Isabelle Carre, hem çok güzel, hem çok yetenekli bir oyuncu. Onu izlemek başlı başına bir zevk. İyi haber, yine bu hafta gösterime giren ‘Müşteri’de de oynuyor. Ama asıl bomba haber, kesinlikle François Ozon’un ‘yuvaya’ dönüşü. Dileriz Allah bir daha şaşırtmasın.

Haberin Devamı

Levent Yüksel’den iki soru
Single modası iyi geldi Türk popuna. Sertab Erener’in, Demir Demirkan’ın single’larının başarısı malum. Şimdi de elimizde Levent Yüksel’in single’ı var: ‘Aşk mümkün müdür hala?’ gibi düşündürücü bir soruyla geliyor albüm. Soran da Murathan Mungan olunca sözlerden yana kuşkumuz yok tabii. “Zamana aldırmadan / Korkmadan, utanmadan / Aşk mümkün müdür hala...” Sözleri Taner Ayan bestelemiş, ortaya alaturka tadı ağır basan tipik bir Levent Yüksel şarkısı çıkmış.
Hayatımıza ‘Yeter ki onursuz olmasın aşk’ diye kesin bir giriş yapmış Levent Yüksel, yıllar sonra artık soru sorma noktasına gelmiş görünüyor. Zira single’ın ikinci parçasının cümlesi de ‘Hangimiz hangimizi tamamlayabildik?’’Üzüle üzüle öğrendik, el sallamayı gidenlere’
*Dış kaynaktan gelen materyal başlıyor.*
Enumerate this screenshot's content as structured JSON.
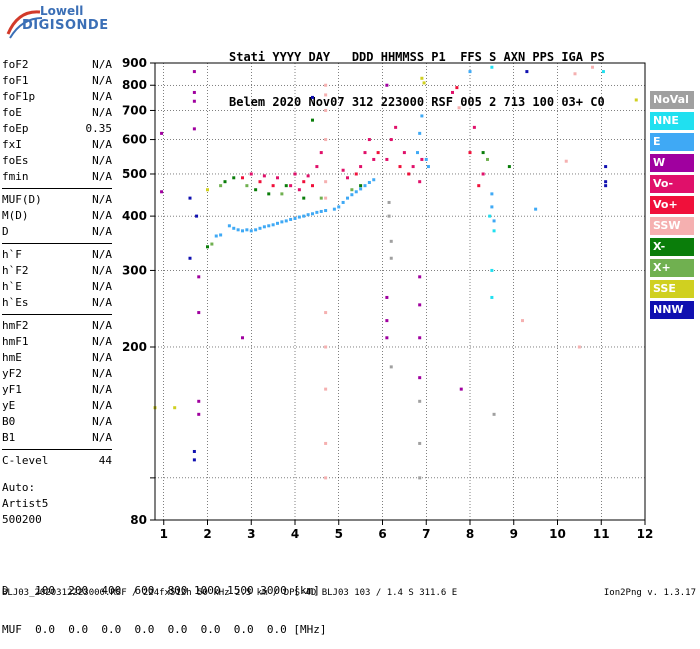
{
  "logo": {
    "top": "Lowell",
    "bottom": "DIGISONDE"
  },
  "header": {
    "row1": "Stati YYYY DAY   DDD HHMMSS P1  FFS S AXN PPS IGA PS",
    "row2": "Belem 2020 Nov07 312 223000 RSF 005 2 713 100 03+ C0"
  },
  "params_groups": [
    [
      {
        "name": "foF2",
        "value": "N/A"
      },
      {
        "name": "foF1",
        "value": "N/A"
      },
      {
        "name": "foF1p",
        "value": "N/A"
      },
      {
        "name": "foE",
        "value": "N/A"
      },
      {
        "name": "foEp",
        "value": "0.35"
      },
      {
        "name": "fxI",
        "value": "N/A"
      },
      {
        "name": "foEs",
        "value": "N/A"
      },
      {
        "name": "fmin",
        "value": "N/A"
      }
    ],
    [
      {
        "name": "MUF(D)",
        "value": "N/A"
      },
      {
        "name": "M(D)",
        "value": "N/A"
      },
      {
        "name": "D",
        "value": "N/A"
      }
    ],
    [
      {
        "name": "h`F",
        "value": "N/A"
      },
      {
        "name": "h`F2",
        "value": "N/A"
      },
      {
        "name": "h`E",
        "value": "N/A"
      },
      {
        "name": "h`Es",
        "value": "N/A"
      }
    ],
    [
      {
        "name": "hmF2",
        "value": "N/A"
      },
      {
        "name": "hmF1",
        "value": "N/A"
      },
      {
        "name": "hmE",
        "value": "N/A"
      },
      {
        "name": "yF2",
        "value": "N/A"
      },
      {
        "name": "yF1",
        "value": "N/A"
      },
      {
        "name": "yE",
        "value": "N/A"
      },
      {
        "name": "B0",
        "value": "N/A"
      },
      {
        "name": "B1",
        "value": "N/A"
      }
    ],
    [
      {
        "name": "C-level",
        "value": "44"
      }
    ]
  ],
  "auto": {
    "line1": "Auto:",
    "line2": "Artist5",
    "line3": "500200"
  },
  "bottom_table": {
    "d_row": "D    100  200  400  600  800 1000 1500 3000 [km]",
    "muf_row": "MUF  0.0  0.0  0.0  0.0  0.0  0.0  0.0  0.0 [MHz]"
  },
  "footer": "BLJ03_2020312223000.RSF / 224fx512h 50 kHz 2.5 km / DPS-4D BLJ03 103 / 1.4 S 311.6 E",
  "version": "Ion2Png v. 1.3.17",
  "legend": [
    {
      "label": "NoVal",
      "color": "#a0a0a0"
    },
    {
      "label": "NNE",
      "color": "#20e0f0"
    },
    {
      "label": "E",
      "color": "#3fa9f5"
    },
    {
      "label": "W",
      "color": "#a0009f"
    },
    {
      "label": "Vo-",
      "color": "#e0106a"
    },
    {
      "label": "Vo+",
      "color": "#f0103a"
    },
    {
      "label": "SSW",
      "color": "#f5b0b0"
    },
    {
      "label": "X-",
      "color": "#0a7d0a"
    },
    {
      "label": "X+",
      "color": "#70b050"
    },
    {
      "label": "SSE",
      "color": "#d0d020"
    },
    {
      "label": "NNW",
      "color": "#1010b0"
    }
  ],
  "chart_data": {
    "type": "scatter",
    "xlim": [
      0.8,
      12
    ],
    "ylim": [
      80,
      900
    ],
    "x_scale": "linear",
    "y_scale": "log",
    "xticks": [
      1,
      2,
      3,
      4,
      5,
      6,
      7,
      8,
      9,
      10,
      11,
      12
    ],
    "yticks": [
      80,
      100,
      200,
      300,
      400,
      500,
      600,
      700,
      800,
      900
    ],
    "ytick_labels": [
      "80",
      "",
      "200",
      "300",
      "400",
      "500",
      "600",
      "700",
      "800",
      "900"
    ],
    "grid": true,
    "series": [
      {
        "name": "E",
        "color": "#3fa9f5",
        "points": [
          [
            2.5,
            380
          ],
          [
            2.6,
            375
          ],
          [
            2.7,
            372
          ],
          [
            2.8,
            370
          ],
          [
            2.9,
            372
          ],
          [
            3.0,
            370
          ],
          [
            3.1,
            372
          ],
          [
            3.2,
            375
          ],
          [
            3.3,
            378
          ],
          [
            3.4,
            380
          ],
          [
            3.5,
            382
          ],
          [
            3.6,
            385
          ],
          [
            3.7,
            388
          ],
          [
            3.8,
            390
          ],
          [
            3.9,
            393
          ],
          [
            4.0,
            395
          ],
          [
            4.1,
            398
          ],
          [
            4.2,
            400
          ],
          [
            4.3,
            403
          ],
          [
            4.4,
            405
          ],
          [
            4.5,
            408
          ],
          [
            4.6,
            410
          ],
          [
            4.7,
            412
          ],
          [
            4.9,
            415
          ],
          [
            5.0,
            420
          ],
          [
            5.1,
            430
          ],
          [
            5.2,
            440
          ],
          [
            5.3,
            448
          ],
          [
            5.4,
            455
          ],
          [
            5.5,
            462
          ],
          [
            5.6,
            470
          ],
          [
            5.7,
            478
          ],
          [
            5.8,
            485
          ],
          [
            6.8,
            560
          ],
          [
            6.85,
            620
          ],
          [
            6.9,
            680
          ],
          [
            7.0,
            540
          ],
          [
            7.05,
            520
          ],
          [
            8.0,
            860
          ],
          [
            8.5,
            450
          ],
          [
            8.5,
            420
          ],
          [
            8.55,
            390
          ],
          [
            9.5,
            415
          ],
          [
            2.2,
            360
          ],
          [
            2.3,
            362
          ]
        ]
      },
      {
        "name": "NNE",
        "color": "#20e0f0",
        "points": [
          [
            8.5,
            880
          ],
          [
            8.45,
            400
          ],
          [
            8.55,
            370
          ],
          [
            11.05,
            860
          ],
          [
            8.5,
            300
          ],
          [
            8.5,
            260
          ]
        ]
      },
      {
        "name": "Vo-",
        "color": "#e0106a",
        "points": [
          [
            3.0,
            500
          ],
          [
            3.3,
            495
          ],
          [
            3.6,
            490
          ],
          [
            4.0,
            500
          ],
          [
            4.3,
            495
          ],
          [
            4.5,
            520
          ],
          [
            4.6,
            560
          ],
          [
            5.1,
            510
          ],
          [
            5.2,
            490
          ],
          [
            5.5,
            520
          ],
          [
            5.6,
            560
          ],
          [
            5.7,
            600
          ],
          [
            5.8,
            540
          ],
          [
            6.1,
            540
          ],
          [
            6.2,
            600
          ],
          [
            6.3,
            640
          ],
          [
            6.5,
            560
          ],
          [
            6.7,
            520
          ],
          [
            6.9,
            540
          ],
          [
            7.6,
            770
          ],
          [
            8.1,
            640
          ],
          [
            8.3,
            500
          ],
          [
            4.1,
            460
          ],
          [
            3.9,
            470
          ],
          [
            6.85,
            480
          ]
        ]
      },
      {
        "name": "Vo+",
        "color": "#f0103a",
        "points": [
          [
            2.8,
            490
          ],
          [
            3.2,
            480
          ],
          [
            3.5,
            470
          ],
          [
            4.2,
            480
          ],
          [
            4.4,
            470
          ],
          [
            5.4,
            500
          ],
          [
            5.9,
            560
          ],
          [
            6.4,
            520
          ],
          [
            6.6,
            500
          ],
          [
            7.7,
            790
          ],
          [
            8.0,
            560
          ],
          [
            8.2,
            470
          ]
        ]
      },
      {
        "name": "W",
        "color": "#a0009f",
        "points": [
          [
            1.7,
            860
          ],
          [
            1.7,
            770
          ],
          [
            1.7,
            735
          ],
          [
            1.7,
            635
          ],
          [
            0.95,
            620
          ],
          [
            0.95,
            455
          ],
          [
            1.8,
            290
          ],
          [
            1.8,
            240
          ],
          [
            1.8,
            150
          ],
          [
            1.8,
            140
          ],
          [
            6.1,
            260
          ],
          [
            6.1,
            230
          ],
          [
            6.1,
            210
          ],
          [
            6.85,
            290
          ],
          [
            6.85,
            250
          ],
          [
            6.85,
            210
          ],
          [
            6.85,
            170
          ],
          [
            7.8,
            160
          ],
          [
            6.1,
            800
          ],
          [
            2.8,
            210
          ]
        ]
      },
      {
        "name": "X-",
        "color": "#0a7d0a",
        "points": [
          [
            2.4,
            480
          ],
          [
            2.6,
            490
          ],
          [
            3.1,
            460
          ],
          [
            3.4,
            450
          ],
          [
            3.8,
            470
          ],
          [
            4.2,
            440
          ],
          [
            4.4,
            665
          ],
          [
            5.5,
            470
          ],
          [
            8.3,
            560
          ],
          [
            8.9,
            520
          ],
          [
            2.0,
            340
          ]
        ]
      },
      {
        "name": "X+",
        "color": "#70b050",
        "points": [
          [
            2.3,
            470
          ],
          [
            2.9,
            470
          ],
          [
            3.7,
            450
          ],
          [
            4.6,
            440
          ],
          [
            5.3,
            460
          ],
          [
            8.4,
            540
          ],
          [
            2.1,
            345
          ]
        ]
      },
      {
        "name": "SSW",
        "color": "#f5b0b0",
        "points": [
          [
            4.7,
            800
          ],
          [
            4.7,
            760
          ],
          [
            4.7,
            700
          ],
          [
            4.7,
            600
          ],
          [
            4.7,
            480
          ],
          [
            4.7,
            440
          ],
          [
            4.7,
            240
          ],
          [
            4.7,
            200
          ],
          [
            4.7,
            160
          ],
          [
            4.7,
            120
          ],
          [
            4.7,
            100
          ],
          [
            7.75,
            710
          ],
          [
            10.2,
            535
          ],
          [
            10.5,
            200
          ],
          [
            10.8,
            880
          ],
          [
            10.4,
            850
          ],
          [
            9.2,
            230
          ]
        ]
      },
      {
        "name": "SSE",
        "color": "#d0d020",
        "points": [
          [
            0.8,
            145
          ],
          [
            6.9,
            830
          ],
          [
            6.95,
            810
          ],
          [
            11.8,
            740
          ],
          [
            2.0,
            460
          ],
          [
            1.25,
            145
          ]
        ]
      },
      {
        "name": "NNW",
        "color": "#1010b0",
        "points": [
          [
            11.1,
            520
          ],
          [
            11.1,
            480
          ],
          [
            11.1,
            470
          ],
          [
            9.3,
            860
          ],
          [
            4.4,
            750
          ],
          [
            1.6,
            320
          ],
          [
            1.6,
            440
          ],
          [
            1.75,
            400
          ],
          [
            1.7,
            115
          ],
          [
            1.7,
            110
          ]
        ]
      },
      {
        "name": "NoVal",
        "color": "#a0a0a0",
        "points": [
          [
            6.15,
            430
          ],
          [
            6.15,
            400
          ],
          [
            6.2,
            350
          ],
          [
            6.2,
            320
          ],
          [
            6.85,
            150
          ],
          [
            6.85,
            120
          ],
          [
            6.85,
            100
          ],
          [
            8.55,
            140
          ],
          [
            6.2,
            180
          ]
        ]
      }
    ]
  }
}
Bu ikinci şarkının sözleri Habil Ceylan’a ait, bestesi Levent Yüksel’e.
Ortalığı kasıp kavuracak gibi görünmese de eli yüzü düzgün iki şarkılık bir albümle karşı karşıyayız. Bir de Levent Yüksel’in Sezen Aksu’yla birlikte kasım ayında çıkacak bir albüm hazırlamakta olduğu haberiyle.